Через Фредди Рой познакомился с целой толпой потенциальных клиентов его ростовщического бизнеса – ворами, грабителями, угонщиками и разномастными персонажами из низов общества и даже встретился с представителями «семьи» Луккезе. Мафиози произвели на него особое впечатление.

В конце концов все эти люди оказывались в баре «У Фила», вливаясь в компанию полицейских, пожарных и других городских служителей из окрестных кварталов, которые пришли пообщаться и сделать ставку-другую у букмекеров. Для Роя общение с этой массой народа было сродни стрельбе по фигуркам в тире. Вскоре у него было столько денег, вложенных «в улицу», и такая регулярная финансовая отдача, что он уволился из магазина «Бэннер Дэйри».

Начиная с двадцати двух лет он не работал ни дня. Он взялся угонять машины вместе с Фредди не оттого, что ему нужны были деньги, а оттого, что хотелось познать премудрости этого бизнеса; для тех же целей он стал вламываться в дома вместе с одним из товарищей с Авеню Пи. В компании с кое-какими обитателями бара он также приторговывал крадеными автомобилями и другим имуществом. Со временем он стал настоящим «диспетчером» преступности во Флэтлендсе: чтобы провернуть то или иное дело, нужно было связаться с ним.

Занимаясь делами, Рой уделял большое внимание налаживанию отношений. Связи обеспечивали прибыль в долгосрочной перспективе. «Мой бизнес – продавать и покупать», – объяснял он Глэдис и всем вокруг, включая мать, после того как она вернулась из Италии и поселилась в доме своей хорошей подруги, миссис Профачи, которая теперь тоже осталась вдовой и проживала в Бат-Бич.

В 1965 году у Роя проявилась паранойя длиною в жизнь, касающаяся государственной налоговой службы – длинной руки закона, наводившей на него страх. Имея благодаря работе в магазине «Бэннер Дэйри» опыт оформления документов, он не мог допустить прокола в ведении отчетности, на чем погорели многие преступники. Поэтому Рой, пользуясь налаженными связями, работал с теми своими друзьями, которые имели собственный маленький бизнес и могли зарегистрировать его как сотрудника. Главный вопрос заключался в том, какую зарплату декларировать: ведь чем больше зарплата, тем больше налоги, а заплатить, разумеется, хотелось поменьше. Самой сложной задачей для Роя, когда он замыслил построить дом в Массапека-Парке, стало избежать подозрений со стороны налоговой службы в том, что его расходы превышают доходы, – и при этом не упустить ни цента возможного заработка.

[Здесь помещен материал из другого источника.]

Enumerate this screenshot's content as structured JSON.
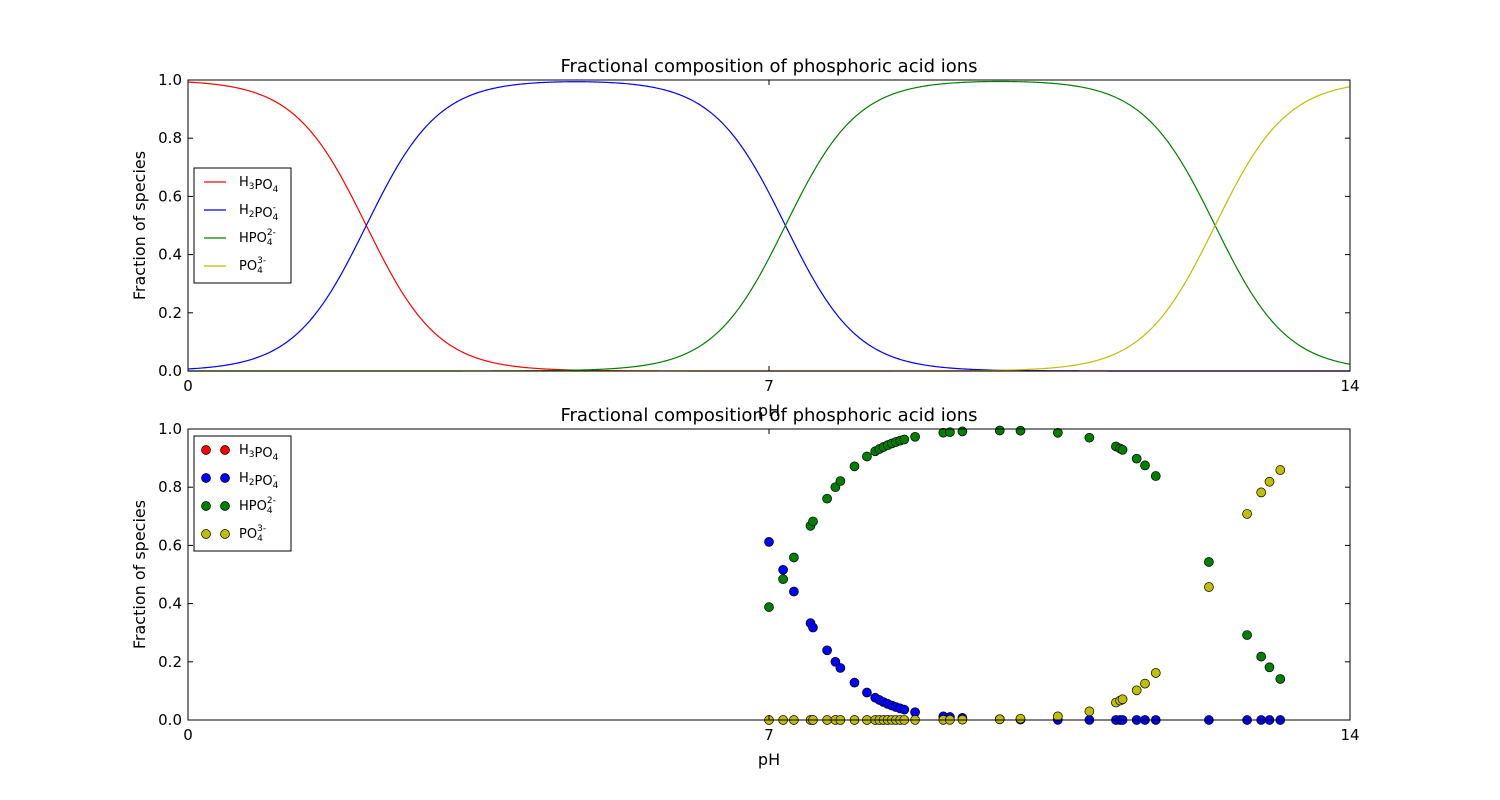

Однажды, перед тем как переехать в Массапека-Парк, Рой разыскал в клубе «Джил Ходжес Лэйнс» бывшего одноклассника, который ныне служил агентом налоговой службы. Он расспросил его, как налоговая служба проводит расследование «перспективных» дел – то есть как она доказывает, что некто потратил больше, чем заработал. «Как вы предъявляете такое обвинение человеку, который утверждает, что зарабатывает на азартных играх?» Агент налоговой службы поспешил отделаться от Роя – один из тех редких случаев, когда Рою не удалось наладить отношения, и это рассердило его. Впоследствии, столкнувшись с этим агентом на поминках общего знакомого, он громко и в саркастическом тоне провозгласил перед группой скорбящих, что среди присутствующих есть «стукачи» и потому он покидает это место.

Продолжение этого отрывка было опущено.